Ole Hjelmhaug

Personal information
- Date of birth: 27 May 1976 (age 50)
- Place of birth: Lærdal, Norway
- Height: 1.84 m (6 ft 0 in)
- Position: Defender

Youth career
- Sogndal

Senior career*
- Years: Team / Apps / (Gls)
- 1997–1998: Sogndal / 39 / (3)
- 1999–2003: Bryne / 110 / (12)
- 2004–2006: Sogndal / 75 / (13)

International career
- 1992: Norway U15 / 2 / (0)
- 1993: Norway U16 / 2 / (1)
- 1994: Norway U17 / 7 / (1)
- 1995: Norway U18 / 9 / (1)
- 1996: Norway U21 / 1 / (0)

Managerial career
- 2010–2011: Stord
- 2012–2016: Bryne (assistant)
- 2016–2018: Bryne
- 2020–2021: Ålgård

= Ole Hjelmhaug =

Norwegian footballer (born 1976)

Ole Hjelmhaug (born 27 May 1976) is a retired Norwegian football defender and later manager.
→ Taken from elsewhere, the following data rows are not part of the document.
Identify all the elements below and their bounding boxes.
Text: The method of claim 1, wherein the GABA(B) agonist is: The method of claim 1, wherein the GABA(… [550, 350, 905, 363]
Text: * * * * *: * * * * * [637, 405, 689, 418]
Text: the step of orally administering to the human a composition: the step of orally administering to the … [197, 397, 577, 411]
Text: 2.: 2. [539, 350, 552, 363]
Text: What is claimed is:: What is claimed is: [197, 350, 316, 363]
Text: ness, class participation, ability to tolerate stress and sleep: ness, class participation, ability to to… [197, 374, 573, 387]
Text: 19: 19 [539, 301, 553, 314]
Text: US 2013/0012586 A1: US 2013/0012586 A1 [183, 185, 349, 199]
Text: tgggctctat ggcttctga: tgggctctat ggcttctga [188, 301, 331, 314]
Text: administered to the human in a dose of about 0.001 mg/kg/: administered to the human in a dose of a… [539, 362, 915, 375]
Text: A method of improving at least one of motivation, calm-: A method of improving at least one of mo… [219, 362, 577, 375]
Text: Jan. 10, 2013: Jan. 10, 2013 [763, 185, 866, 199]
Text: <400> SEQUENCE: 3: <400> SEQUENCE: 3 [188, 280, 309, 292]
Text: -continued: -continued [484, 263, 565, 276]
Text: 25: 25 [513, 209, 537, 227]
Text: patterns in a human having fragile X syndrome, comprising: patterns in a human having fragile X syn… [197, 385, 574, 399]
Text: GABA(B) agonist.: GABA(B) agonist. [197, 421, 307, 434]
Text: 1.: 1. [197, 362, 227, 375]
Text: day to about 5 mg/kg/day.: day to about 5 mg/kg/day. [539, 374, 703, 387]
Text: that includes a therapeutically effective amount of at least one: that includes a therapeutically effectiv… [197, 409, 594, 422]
He played two periods for Sogndal and one for Bryne, and was capped on most youth levels for Norway.

Hjelmhaug started a coaching career in 2010, being hired in Stord IL. In 2012 he rejoined Bryne as assistant manager, being promoted to manager in 2016. He was sacked in 2018. In September 2020 he was hired by Ålgård FK.